MOTIVI DELLA DECISIONE
Con sentenza in data 3.4.1998, il Pretore di Termini Imerese ha applicato a Lo BU SE, sull'accordo delle parti, la pena di gg.50 di reclusione, sostituita nella equivalente pena pecuniaria di L.
3.750.000 di multa, in ordine al reato di emissione continuata di assegni bancari in difetto di autorizzazione dell'Istituto di Credito trattario.
Avverso la sentenza propone ricorso per cassazione il Procuratore della Repubblica di Termini Imerese chiedendo l'annullamento della pronuncia per inosservanza della legge penale, sotto il profilo che è stata disposta la sostituzione della pena detentiva pure in difetto delle necessarie condizioni soggettive di cui all'art.59 cpv lett.a) della Legge 24.11.1981 n.689. Il ricorso è fondato.

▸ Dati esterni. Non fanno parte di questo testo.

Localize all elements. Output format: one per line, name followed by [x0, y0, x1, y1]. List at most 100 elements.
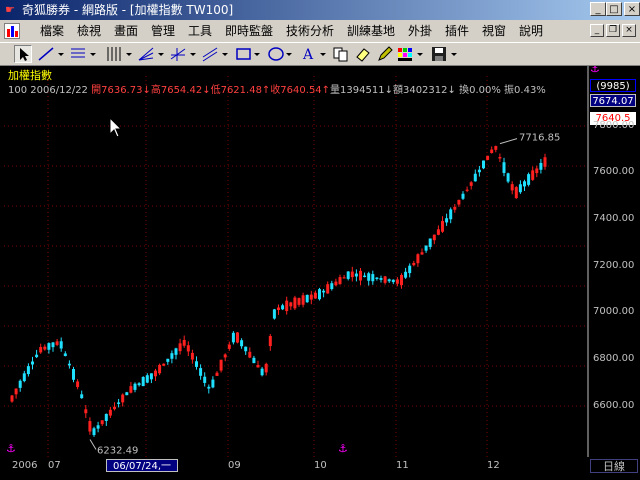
candle-body: [154, 370, 157, 377]
candle-body: [84, 409, 88, 414]
event-marker-icon: ⚓: [6, 442, 16, 455]
candle-body: [272, 309, 276, 319]
rectangle-tool-icon[interactable]: [234, 45, 262, 63]
menu-window[interactable]: 視窗: [482, 23, 506, 39]
candle-body: [43, 346, 47, 350]
candle-body: [539, 162, 543, 170]
menu-plugin[interactable]: 外掛: [408, 23, 432, 39]
candle-body: [72, 369, 75, 380]
candle-body: [330, 283, 334, 290]
candle-body: [379, 278, 383, 280]
candle-body: [416, 254, 420, 264]
menu-monitor[interactable]: 即時監盤: [225, 23, 273, 39]
candle-body: [26, 366, 30, 375]
candle-body: [252, 357, 256, 364]
gann-lines-icon[interactable]: [168, 45, 198, 63]
save-icon[interactable]: [430, 45, 460, 63]
candle-body: [67, 363, 71, 366]
chart-canvas[interactable]: 7716.85 6232.49 ⚓ ⚓ ⚓: [0, 66, 640, 457]
menu-tools[interactable]: 工具: [188, 23, 212, 39]
candle-body: [465, 189, 469, 191]
candle-body: [490, 149, 494, 154]
candle-body: [211, 379, 215, 388]
mdi-minimize-button[interactable]: _: [590, 24, 604, 37]
eraser-icon[interactable]: [354, 45, 372, 63]
candle-body: [207, 386, 211, 389]
low-price-label: 6232.49: [97, 446, 138, 457]
mdi-close-button[interactable]: ×: [622, 24, 636, 37]
candle-body: [129, 386, 133, 393]
candle-body: [404, 271, 408, 278]
menu-view[interactable]: 檢視: [77, 23, 101, 39]
candlestick-chart[interactable]: 7716.85 6232.49 ⚓ ⚓ ⚓ 加權指數 100 2006/12/22 開7…: [0, 66, 640, 466]
candle-body: [277, 307, 280, 311]
text-tool-icon[interactable]: A: [300, 45, 328, 63]
pencil-icon[interactable]: [376, 45, 394, 63]
candle-body: [141, 376, 145, 387]
candle-body: [363, 275, 367, 278]
candle-body: [215, 372, 219, 376]
maximize-button[interactable]: □: [606, 2, 622, 16]
candle-body: [432, 234, 436, 241]
candle-body: [59, 341, 63, 349]
quote-close: 收7640.54↑: [270, 85, 331, 96]
candle-body: [506, 173, 510, 182]
ellipse-tool-icon[interactable]: [266, 45, 294, 63]
candle-body: [88, 421, 92, 432]
app-icon[interactable]: ☛: [3, 3, 17, 17]
candle-body: [104, 413, 108, 421]
channel-tool-icon[interactable]: [200, 45, 230, 63]
y-tick-label: 6800.00: [593, 353, 635, 364]
color-palette-icon[interactable]: [396, 45, 426, 63]
menu-manage[interactable]: 管理: [151, 23, 175, 39]
candle-body: [174, 348, 178, 355]
candle-body: [195, 361, 198, 367]
close-button[interactable]: ×: [624, 2, 640, 16]
quote-volume: 量1394511↓: [330, 85, 393, 96]
line-tool-icon[interactable]: [36, 45, 66, 63]
high-price-label: 7716.85: [519, 133, 560, 144]
window-title: 奇狐勝券 - 網路版 - [加權指數 TW100]: [22, 3, 234, 17]
menu-addon[interactable]: 插件: [445, 23, 469, 39]
candle-body: [231, 332, 235, 343]
mdi-restore-button[interactable]: ❐: [606, 24, 620, 37]
candle-body: [227, 344, 231, 349]
candle-body: [395, 279, 399, 284]
cursor-date-box: 06/07/24,一: [106, 459, 178, 472]
menu-technical[interactable]: 技術分析: [286, 23, 334, 39]
candle-body: [518, 184, 522, 193]
y-tick-label: 7600.00: [593, 166, 635, 177]
candle-body: [412, 262, 416, 266]
ray-tool-icon[interactable]: [68, 45, 98, 63]
quote-low: 低7621.48↑: [210, 85, 271, 96]
candle-body: [149, 373, 153, 380]
candle-body: [125, 392, 129, 396]
menu-screen[interactable]: 畫面: [114, 23, 138, 39]
copy-tool-icon[interactable]: [332, 45, 350, 63]
candle-body: [244, 346, 248, 352]
candle-body: [531, 170, 535, 180]
quote-info: 100 2006/12/22 開7636.73↓高7654.42↓低7621.4…: [8, 81, 546, 96]
chart-logo-icon[interactable]: [4, 23, 20, 39]
pointer-icon[interactable]: [14, 45, 32, 63]
candle-body: [35, 354, 39, 358]
vertical-lines-icon[interactable]: [104, 45, 134, 63]
y-tick-label: 7000.00: [593, 306, 635, 317]
candle-body: [543, 157, 547, 167]
candle-body: [80, 394, 84, 399]
y-scale-box[interactable]: (9985): [590, 79, 636, 92]
minimize-button[interactable]: _: [590, 2, 606, 16]
menu-file[interactable]: 檔案: [40, 23, 64, 39]
x-tick-label: 12: [487, 460, 500, 471]
candle-body: [223, 354, 227, 358]
candle-body: [371, 274, 375, 282]
candle-body: [76, 381, 80, 388]
period-mode-button[interactable]: 日線: [590, 459, 638, 473]
x-tick-label: 11: [396, 460, 409, 471]
fan-lines-icon[interactable]: [136, 45, 166, 63]
menu-training[interactable]: 訓練基地: [347, 23, 395, 39]
quote-period: 100: [8, 85, 28, 96]
quote-open: 開7636.73↓: [91, 85, 151, 96]
menu-help[interactable]: 說明: [519, 23, 543, 39]
drawing-toolbar: A: [0, 42, 640, 66]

Il richiamato disposto normativo vieta, infatti, la sostituzione della pena detentiva comminata per un fatto commesso nell'ultimo decennio in favore di coloro che risultino condannati più di due volte per reati della stessa indole;
nella specie, il certificato penale dell'imputato registra ben undici condanne per l'emissione di assegni a vuoto e, dunque, per reati della stessa indole, in quanto qualitativamente omogenei per la presenza di caratteristica fondamentale comune (la violazione della pubblica fede e del patrimonio dei privati).
Di conseguenza, operando detta preclusione soggettiva, non era consentito al giudice del merito di ratificare l'accordo, noto essendo che, in sede di patteggiamento, la richiesta di pena detentiva da sostituire con sanzione pecuniaria non dà luogo ad una duplicità di richieste alternative fra loro, ma ha per oggetto, invece, l'applicazione di una pena determinata in modo congiunto, non alternativo, alla sanzione sostitutiva, resi in tal modo inscindibili i termini dell'accordo raggiunto dalle parti, unitario in funzione della pena in definitiva concordata (Cass.Sez.IV, 5.9.1997 n. 8210, Guarnieri); cosicché l'accordo stesse deve essere valutato ai fini dell'omologazione, nella sua propria interezza e, se non accoglibile, la richiesta deve essere rigettata, ferma la impossibilità di applicare la pena detentiva in violazione dei termini pattizi. Consegue, pertanto, che ricorre ipotesi di violazione di legge e, dunque, la sentenza deve essere annullata, con rinvio al Pretore di Termini Imerese per il nuovo giudizio.
P.Q.M.
annulla l'impugnata sentenza, con rinvio al Pretore di Termini Imerese per nuovo giudizio.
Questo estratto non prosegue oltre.